President-elect Park Geun-hye and the Lee Myung-bak administration have clashed head-on over Lee’s plans to issue special pardons.
On Monday, the transition team stepped up its opposition to the pardon plans citing Park’s disapproval.
“The president-elect is negative about (issuing) pardons at the end of the administration,” Cho Yoon-sun, a spokesperson for Park, said Monday. She added that the president-elect was showing “particularly strong concerns” for pardoning those imprisoned for corruption.
“(Park) is of the opinion that going ahead with the pardon is abusing the powers of the president and going against the will of the public.”
The comment comes two days after chief spokesman Yoon Chang-joong implied that Park was opposed to the pardon plans.
“Pardoning people linked to corruption will anger the public. (I) hope such pardons are not issued,” Yoon said on Saturday. He added that he had “conferred sufficiently” with Park on the issue.
President Lee is set to issue special pardons to about 50 individuals as early as Tuesday.

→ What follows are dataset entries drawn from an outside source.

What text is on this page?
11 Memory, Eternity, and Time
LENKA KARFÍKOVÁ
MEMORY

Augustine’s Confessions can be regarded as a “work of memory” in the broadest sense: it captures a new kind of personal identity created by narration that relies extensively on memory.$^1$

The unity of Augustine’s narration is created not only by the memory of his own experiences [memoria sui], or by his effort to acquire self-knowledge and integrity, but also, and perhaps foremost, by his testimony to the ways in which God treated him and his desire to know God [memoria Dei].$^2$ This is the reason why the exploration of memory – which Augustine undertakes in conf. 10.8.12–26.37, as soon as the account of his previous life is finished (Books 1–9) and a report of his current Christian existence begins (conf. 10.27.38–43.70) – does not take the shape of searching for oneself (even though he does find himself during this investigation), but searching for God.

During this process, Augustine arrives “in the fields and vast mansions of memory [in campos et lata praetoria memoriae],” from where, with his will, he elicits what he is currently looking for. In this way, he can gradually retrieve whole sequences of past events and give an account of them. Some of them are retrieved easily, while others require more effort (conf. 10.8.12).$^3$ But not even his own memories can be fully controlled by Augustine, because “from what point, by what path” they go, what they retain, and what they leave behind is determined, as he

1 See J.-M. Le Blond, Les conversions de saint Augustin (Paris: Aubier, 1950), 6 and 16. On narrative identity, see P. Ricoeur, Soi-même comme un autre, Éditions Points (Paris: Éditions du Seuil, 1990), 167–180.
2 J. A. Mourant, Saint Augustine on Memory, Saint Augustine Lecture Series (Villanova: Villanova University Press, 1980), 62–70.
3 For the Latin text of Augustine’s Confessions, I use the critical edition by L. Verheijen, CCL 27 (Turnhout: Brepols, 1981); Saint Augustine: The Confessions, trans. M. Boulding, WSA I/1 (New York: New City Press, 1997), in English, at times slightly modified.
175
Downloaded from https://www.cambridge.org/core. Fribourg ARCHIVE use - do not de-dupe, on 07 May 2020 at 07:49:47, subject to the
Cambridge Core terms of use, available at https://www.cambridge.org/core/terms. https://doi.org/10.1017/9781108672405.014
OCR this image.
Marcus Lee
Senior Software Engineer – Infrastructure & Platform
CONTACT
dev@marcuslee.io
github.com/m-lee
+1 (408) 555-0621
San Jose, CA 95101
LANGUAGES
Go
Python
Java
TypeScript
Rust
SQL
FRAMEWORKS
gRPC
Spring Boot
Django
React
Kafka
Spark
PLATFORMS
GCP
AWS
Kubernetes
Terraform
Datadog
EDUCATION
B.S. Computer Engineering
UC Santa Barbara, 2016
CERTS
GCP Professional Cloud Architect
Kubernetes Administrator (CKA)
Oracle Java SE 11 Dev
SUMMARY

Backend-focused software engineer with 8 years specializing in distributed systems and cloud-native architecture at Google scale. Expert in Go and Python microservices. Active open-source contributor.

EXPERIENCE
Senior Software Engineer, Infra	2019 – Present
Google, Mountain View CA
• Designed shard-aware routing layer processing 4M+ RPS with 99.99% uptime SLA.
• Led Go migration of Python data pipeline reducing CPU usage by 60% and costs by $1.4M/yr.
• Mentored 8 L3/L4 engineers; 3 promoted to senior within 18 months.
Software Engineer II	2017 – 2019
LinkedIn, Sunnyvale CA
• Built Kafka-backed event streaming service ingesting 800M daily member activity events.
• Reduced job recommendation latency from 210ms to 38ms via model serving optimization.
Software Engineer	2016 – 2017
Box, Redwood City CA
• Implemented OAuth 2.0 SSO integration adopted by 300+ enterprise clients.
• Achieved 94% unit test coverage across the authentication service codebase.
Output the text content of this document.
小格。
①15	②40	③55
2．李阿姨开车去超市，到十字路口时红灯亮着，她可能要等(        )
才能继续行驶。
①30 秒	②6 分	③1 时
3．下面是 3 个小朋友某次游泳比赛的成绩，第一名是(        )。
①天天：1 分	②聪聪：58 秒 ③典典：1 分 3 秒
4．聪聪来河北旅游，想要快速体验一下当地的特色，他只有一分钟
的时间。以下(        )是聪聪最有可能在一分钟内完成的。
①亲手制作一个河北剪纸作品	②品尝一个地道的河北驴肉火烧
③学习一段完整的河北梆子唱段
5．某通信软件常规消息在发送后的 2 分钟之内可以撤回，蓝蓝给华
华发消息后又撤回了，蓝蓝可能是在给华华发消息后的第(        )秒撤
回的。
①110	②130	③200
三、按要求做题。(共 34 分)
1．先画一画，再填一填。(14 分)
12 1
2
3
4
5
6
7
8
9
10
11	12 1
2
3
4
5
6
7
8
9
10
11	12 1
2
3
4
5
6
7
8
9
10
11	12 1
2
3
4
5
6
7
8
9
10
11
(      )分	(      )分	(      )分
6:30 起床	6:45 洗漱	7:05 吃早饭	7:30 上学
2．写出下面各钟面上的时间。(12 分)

As soon as the plans first surfaced earlier this month, the opposition parties have strongly opposed them and called on Park to personally prevent pardons being issued “without principle.”
For its part, Cheong Wa Dae has since said that the president’s relatives and close associates, and those involved in corruption that took place after the launch of the current administration will not be among those pardoned in an effort to put to rest speculations that the president’s associates will be pardoned.
In addition to conveying uncharacteristically direct comments from Park, the transition committee has also revealed the minutes of transition team subcommittee meetings.
The minutes include the president-elect’s comments on her election pledges, as well as issues such as the Lee Myung-bak administration’s four major rivers restoration project, which Park had refrained from commenting directly on saying that they were the “domain of the incumbent government.”
The extensive records show Park saying that the four-rivers project needs to be “investigated objectively.” She is also on record as saying “reviving the middle-class through economic democratization is an important objective.”
While the transition team has said that revealing the records was “a decisive move to show the president-elect’s designs,” the developments may be part of a ploy to appease public sentiment.
The accusations of being “anti-communication” have been flung at Park soon after she clinched victory in the Dec. 19 election.
She had maintained near absolute secrecy in appointing aides and members of the transition committee, to the point that in some cases even the appointees were made aware minutes before official announcements.
Her choice of personnel has also come under fire from early on, sometimes for the concerned individual’s background and sometimes for being chosen without a proper vetting process.
The process of revealing Park’s government reorganization plans announced on Jan. 16 has also been criticized, with the main opposition Democratic United Party claiming that announcing the plans without consulting the parties was “disregarding the National Assembly.”
Fueled in part by the lack of communication and personnel appointments that failed to strike a chord with public opinion, Park’s approval rating has fallen far below those recorded by previous president-elects in recent history.
In Gallup Korea’s poll for the Jan. 14 to 18 period, 55 percent of the 1,559 respondents said that Park was doing a good job, while 19 percent said that she was not.
The reason most commonly chosen for negatively assessing Park’s activities was lack of communication at 23 percent, while 16 percent picked poor personnel management.
Realmeter survey placed her approval rating at 63.6 percent for the same period.
In comparison, the approval ratings for former presidents Kim Young-sam, Kim Dae-jung, Roh Moo-hyun and President Lee Myung-bak between election and inauguration stood at over 80 percent.